Derivation and characterization of human fetal MSCs: An alternative cell source for large-scale production of cardioprotective microparticles

Abstract

The therapeutic effects of mesenchymal stem cells (MSCs) transplantation are increasingly thought to be mediated by MSC secretion. We have previously demonstrated that human ESC-derived MSCs (hESC-MSCs) produce cardioprotective microparticles in pig model of myocardial ischemia/reperfusion (MI/R) injury. As the safety and availability of clinical grade human ESCs remain a concern, MSCs from fetal tissue sources were evaluated as alternatives. Here we derived five MSC cultures from limb, kidney and liver tissues of three first trimester aborted fetuses and like our previously described hESC-derived MSCs; they were highly expandable and had similar telomerase activities. Each line has the potential to generate at least 10^16–19 cells or 10^7–10 doses of cardioprotective secretion for a pig model of MI/R injury. Unlike previously described fetal MSCs, they did not express pluripotency-associated markers such as Oct4, Nanog or Tra1-60. They displayed a typical MSC surface antigen profile and differentiated into adipocytes, osteocytes and chondrocytes in vitro. Global gene expression analysis by microarray and qRT-PCR revealed a typical MSC gene expression profile that was highly correlated among the five fetal MSC cultures and with that of hESC-MSCs (r² > 0.90). Like hESC-MSCs, they produced secretion that was cardioprotective in a mouse model of MI/R injury. HPLC analysis of the secretion revealed the presence of a population of microparticles with a hydrodynamic radius of 50–65 nm. This purified population of microparticles was cardioprotective at ∼1/10 dosage of the crude secretion.

Introduction

Mesenchymal stem cells (MSCs) are multipotent stem cells that have a limited but robust potential to differentiate into mesenchymal cell types, e.g. adipocytes, chondrocytes and osteocytes, with negligible risk of teratoma formation. MSC transplantation has been used to treat musculoskeletal injuries, improve cardiac function in cardiovascular disease and ameliorate the severity of graft-versus-host-disease [1]. In recent years, MSC transplantations have demonstrated therapeutic efficacy in treating different diseases but the underlying mechanism has been controversial [2], [3], [4], [5], [6], [7], [8], [9]. Some reports have suggested that factors secreted by MSCs [10] were responsible for the therapeutic effect on arteriogenesis [11], stem cell crypt in the intestine [12], ischemic injury [9], [13], [14], [15], [16], [17], [18], and hematopoiesis [19], [20].
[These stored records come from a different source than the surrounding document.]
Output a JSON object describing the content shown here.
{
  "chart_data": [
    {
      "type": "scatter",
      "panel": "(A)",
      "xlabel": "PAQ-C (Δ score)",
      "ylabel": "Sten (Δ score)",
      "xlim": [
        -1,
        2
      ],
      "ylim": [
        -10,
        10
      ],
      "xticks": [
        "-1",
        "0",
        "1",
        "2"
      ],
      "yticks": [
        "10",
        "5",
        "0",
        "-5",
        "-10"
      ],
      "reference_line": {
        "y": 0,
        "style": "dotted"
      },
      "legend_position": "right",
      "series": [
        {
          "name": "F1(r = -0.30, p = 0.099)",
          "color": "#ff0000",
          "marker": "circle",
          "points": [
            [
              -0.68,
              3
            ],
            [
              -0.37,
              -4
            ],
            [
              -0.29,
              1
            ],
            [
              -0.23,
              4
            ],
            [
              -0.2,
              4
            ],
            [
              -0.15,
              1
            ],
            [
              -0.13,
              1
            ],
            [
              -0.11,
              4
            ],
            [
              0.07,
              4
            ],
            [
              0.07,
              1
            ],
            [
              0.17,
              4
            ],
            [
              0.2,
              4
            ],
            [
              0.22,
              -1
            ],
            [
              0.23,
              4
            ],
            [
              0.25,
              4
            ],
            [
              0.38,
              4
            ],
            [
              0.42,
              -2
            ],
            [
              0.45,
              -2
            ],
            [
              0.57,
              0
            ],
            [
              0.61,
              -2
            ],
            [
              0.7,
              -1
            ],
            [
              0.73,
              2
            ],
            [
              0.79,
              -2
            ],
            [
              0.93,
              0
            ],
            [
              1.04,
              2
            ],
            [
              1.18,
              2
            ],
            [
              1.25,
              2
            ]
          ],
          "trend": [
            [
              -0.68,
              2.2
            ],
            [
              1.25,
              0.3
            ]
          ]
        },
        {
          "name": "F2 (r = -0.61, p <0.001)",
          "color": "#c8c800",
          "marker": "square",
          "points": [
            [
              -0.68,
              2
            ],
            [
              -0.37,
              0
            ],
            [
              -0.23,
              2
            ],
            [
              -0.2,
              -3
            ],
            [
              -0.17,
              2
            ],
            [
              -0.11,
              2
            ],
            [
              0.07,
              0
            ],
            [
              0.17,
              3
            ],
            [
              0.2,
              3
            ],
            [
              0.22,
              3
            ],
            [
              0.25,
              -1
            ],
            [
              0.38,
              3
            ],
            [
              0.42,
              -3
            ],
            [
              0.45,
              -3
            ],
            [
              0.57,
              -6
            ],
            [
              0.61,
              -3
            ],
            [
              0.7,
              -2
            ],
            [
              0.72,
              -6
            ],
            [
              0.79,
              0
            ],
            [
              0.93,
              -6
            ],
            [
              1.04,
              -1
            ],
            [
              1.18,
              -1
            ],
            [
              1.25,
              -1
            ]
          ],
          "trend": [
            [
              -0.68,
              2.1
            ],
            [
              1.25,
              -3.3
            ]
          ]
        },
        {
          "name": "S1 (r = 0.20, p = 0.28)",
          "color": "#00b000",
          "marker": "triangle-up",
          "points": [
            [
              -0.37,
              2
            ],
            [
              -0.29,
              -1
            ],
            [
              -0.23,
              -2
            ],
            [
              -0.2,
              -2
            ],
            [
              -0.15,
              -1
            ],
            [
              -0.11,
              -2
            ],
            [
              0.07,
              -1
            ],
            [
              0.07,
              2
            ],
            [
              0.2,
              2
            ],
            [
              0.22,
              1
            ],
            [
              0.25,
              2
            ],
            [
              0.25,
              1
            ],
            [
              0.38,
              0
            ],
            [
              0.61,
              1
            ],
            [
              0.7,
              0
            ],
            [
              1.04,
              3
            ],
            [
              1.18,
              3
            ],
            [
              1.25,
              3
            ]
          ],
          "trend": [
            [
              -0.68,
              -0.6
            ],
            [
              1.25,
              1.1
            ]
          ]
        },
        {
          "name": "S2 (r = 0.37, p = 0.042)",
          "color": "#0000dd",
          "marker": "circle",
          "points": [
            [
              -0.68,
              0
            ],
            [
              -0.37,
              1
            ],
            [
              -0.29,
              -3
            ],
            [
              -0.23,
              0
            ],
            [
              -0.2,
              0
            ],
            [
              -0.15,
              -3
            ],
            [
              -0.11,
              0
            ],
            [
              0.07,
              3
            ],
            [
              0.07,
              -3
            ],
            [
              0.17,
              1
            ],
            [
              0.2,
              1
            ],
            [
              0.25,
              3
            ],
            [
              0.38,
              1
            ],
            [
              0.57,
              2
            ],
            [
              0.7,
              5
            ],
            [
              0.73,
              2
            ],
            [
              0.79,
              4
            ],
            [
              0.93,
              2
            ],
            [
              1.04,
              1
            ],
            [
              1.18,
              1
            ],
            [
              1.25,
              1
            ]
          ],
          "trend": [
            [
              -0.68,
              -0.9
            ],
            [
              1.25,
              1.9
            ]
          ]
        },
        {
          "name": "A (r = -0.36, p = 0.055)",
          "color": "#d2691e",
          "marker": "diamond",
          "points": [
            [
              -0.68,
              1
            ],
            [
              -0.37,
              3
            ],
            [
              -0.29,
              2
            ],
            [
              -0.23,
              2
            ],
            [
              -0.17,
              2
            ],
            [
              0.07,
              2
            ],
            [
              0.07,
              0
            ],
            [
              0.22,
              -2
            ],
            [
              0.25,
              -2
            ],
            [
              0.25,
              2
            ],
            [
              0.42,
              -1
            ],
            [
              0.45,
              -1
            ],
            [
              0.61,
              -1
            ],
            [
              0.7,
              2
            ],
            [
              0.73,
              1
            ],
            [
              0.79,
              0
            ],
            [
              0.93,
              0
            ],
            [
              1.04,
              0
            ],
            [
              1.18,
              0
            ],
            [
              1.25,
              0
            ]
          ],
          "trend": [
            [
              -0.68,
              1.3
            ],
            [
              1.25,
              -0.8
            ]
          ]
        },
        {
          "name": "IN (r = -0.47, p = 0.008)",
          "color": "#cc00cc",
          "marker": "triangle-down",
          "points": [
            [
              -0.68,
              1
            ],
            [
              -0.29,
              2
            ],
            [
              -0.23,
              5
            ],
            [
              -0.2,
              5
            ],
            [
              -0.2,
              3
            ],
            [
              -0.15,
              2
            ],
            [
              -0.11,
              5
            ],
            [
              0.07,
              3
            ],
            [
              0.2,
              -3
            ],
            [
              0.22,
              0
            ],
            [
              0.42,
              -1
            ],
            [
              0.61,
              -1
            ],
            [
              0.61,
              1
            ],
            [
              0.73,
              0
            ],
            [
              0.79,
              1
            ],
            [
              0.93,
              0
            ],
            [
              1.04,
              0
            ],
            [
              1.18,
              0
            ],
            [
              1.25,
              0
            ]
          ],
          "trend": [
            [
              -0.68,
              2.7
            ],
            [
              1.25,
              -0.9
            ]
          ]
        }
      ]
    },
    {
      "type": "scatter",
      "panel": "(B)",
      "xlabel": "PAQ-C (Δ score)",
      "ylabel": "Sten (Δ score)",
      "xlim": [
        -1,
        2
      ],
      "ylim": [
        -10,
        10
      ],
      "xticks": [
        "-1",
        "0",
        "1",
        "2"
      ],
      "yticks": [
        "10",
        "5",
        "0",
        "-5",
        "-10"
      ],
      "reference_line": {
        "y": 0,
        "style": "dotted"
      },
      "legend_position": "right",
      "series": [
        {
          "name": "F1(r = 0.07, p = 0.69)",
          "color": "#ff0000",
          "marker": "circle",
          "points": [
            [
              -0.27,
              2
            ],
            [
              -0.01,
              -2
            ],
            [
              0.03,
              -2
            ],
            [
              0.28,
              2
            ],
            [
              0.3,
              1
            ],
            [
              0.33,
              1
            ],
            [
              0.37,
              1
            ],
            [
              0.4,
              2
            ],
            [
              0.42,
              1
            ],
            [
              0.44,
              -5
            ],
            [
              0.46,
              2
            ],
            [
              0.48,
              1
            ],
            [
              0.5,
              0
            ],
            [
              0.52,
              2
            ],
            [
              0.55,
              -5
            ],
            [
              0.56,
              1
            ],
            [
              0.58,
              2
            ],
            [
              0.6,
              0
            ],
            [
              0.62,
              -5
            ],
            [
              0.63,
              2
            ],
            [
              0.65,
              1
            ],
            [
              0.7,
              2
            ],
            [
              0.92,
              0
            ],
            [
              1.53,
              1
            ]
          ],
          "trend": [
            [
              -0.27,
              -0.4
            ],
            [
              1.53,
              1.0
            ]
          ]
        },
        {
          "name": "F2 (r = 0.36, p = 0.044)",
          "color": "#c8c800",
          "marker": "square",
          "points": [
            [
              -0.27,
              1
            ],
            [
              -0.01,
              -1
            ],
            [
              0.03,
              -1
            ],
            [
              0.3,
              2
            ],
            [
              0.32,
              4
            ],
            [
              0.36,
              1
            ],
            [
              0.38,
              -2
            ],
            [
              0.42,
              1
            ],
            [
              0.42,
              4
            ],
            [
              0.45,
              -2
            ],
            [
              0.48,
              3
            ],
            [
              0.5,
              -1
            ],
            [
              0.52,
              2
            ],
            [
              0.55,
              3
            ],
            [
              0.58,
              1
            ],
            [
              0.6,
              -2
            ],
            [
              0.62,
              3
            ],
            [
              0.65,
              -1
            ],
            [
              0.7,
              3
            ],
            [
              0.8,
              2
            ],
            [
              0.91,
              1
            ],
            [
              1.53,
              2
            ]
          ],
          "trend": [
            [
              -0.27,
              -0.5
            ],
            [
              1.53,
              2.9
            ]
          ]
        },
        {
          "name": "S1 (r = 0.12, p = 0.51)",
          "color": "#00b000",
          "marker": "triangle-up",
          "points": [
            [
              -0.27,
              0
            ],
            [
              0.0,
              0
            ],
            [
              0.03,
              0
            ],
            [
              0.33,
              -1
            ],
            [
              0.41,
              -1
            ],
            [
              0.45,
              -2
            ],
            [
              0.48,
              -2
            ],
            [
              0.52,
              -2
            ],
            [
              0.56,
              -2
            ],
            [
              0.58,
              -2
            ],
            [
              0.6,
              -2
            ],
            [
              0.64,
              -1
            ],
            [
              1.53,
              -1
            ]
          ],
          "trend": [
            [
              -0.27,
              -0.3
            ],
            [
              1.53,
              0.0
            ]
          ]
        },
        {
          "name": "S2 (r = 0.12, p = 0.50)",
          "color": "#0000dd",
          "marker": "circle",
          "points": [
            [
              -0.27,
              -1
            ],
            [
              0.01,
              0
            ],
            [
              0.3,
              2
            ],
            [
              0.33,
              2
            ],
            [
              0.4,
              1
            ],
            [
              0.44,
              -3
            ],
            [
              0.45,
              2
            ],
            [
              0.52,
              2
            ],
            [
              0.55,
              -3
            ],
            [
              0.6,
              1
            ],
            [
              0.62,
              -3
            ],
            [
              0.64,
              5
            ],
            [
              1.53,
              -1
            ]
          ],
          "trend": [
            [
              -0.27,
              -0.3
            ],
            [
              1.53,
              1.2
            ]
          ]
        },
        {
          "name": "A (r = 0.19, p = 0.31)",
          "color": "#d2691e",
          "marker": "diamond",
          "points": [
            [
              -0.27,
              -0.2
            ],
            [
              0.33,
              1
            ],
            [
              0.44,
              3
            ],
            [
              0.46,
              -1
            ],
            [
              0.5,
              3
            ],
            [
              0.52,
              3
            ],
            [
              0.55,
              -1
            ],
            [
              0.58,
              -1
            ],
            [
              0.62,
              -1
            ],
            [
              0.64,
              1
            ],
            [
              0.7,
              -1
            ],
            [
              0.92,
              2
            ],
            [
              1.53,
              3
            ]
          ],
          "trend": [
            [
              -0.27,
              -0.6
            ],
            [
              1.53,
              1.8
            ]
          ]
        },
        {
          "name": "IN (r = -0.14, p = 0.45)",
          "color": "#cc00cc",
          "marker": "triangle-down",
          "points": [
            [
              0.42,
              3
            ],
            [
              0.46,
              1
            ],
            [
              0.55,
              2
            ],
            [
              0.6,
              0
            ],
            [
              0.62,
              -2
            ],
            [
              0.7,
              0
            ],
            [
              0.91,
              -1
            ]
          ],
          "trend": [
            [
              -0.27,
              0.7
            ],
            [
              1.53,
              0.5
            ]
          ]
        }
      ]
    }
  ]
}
We have recently demonstrated that human MSCs derived from human embryonic stem cells (hESC-MSCs) [21] secrete > 200 proteins [22] and that a single bolus administration of hESC-MSCs conditioned medium (CM) 5 min prior to reperfusion significantly reduced infarct size by 60% and improved cardiac function in a pig and mouse model of myocardial ischemia/reperfusion (MI/R) injury [23]. In addition, this cardioprotection was mediated by large complexes of about 50–100 nm in diameter. The size of these large secreted complexes suggests that they are microparticles which are broadly defined as secreted membrane particles in the size range of 0.05–1 μm [24].

A requisite for translating cardioprotective MSC secretion into clinical applications is a clinical grade MSC source but this is currently limited by restricted access to clinical grade hESCs. Therefore, alternative tissue or cell sources that are amenable to the generation of highly expandable, clinical grade MSCs have to be developed. Here we examined fetal tissues as a candidate tissue source.

Five MSC cultures, Fllb, F1ki, F2lb, F3lb and F3li were generated from limb (lb), kidney (ki) and liver (li) tissues of three fetuses in three independent experiments. These fetal MSCs fulfilled the defining criteria of a MSC. They were highly proliferative. Each line has the potential of generating 10^16–19 cells, and therefore the capacity to produce large amount of secretion. More importantly, these cells produce secretion that reduced infarct size in a mouse model of MI/R injury [23]. Like the secretion of hESC-MSCs, this cardioprotection was also mediated by large complexes. Fractionation of the secretion by size exclusion on an HPLC revealed the presence of a population of homogenously sized particles with a hydrodynamic radius of 50–65 nm and these particles were cardioprotective in a mouse model of MI/R injury. The size of these large secreted complexes suggests that they are microparticles which are broadly defined as secreted membrane particles in the size range of 0.05–1 μm [24].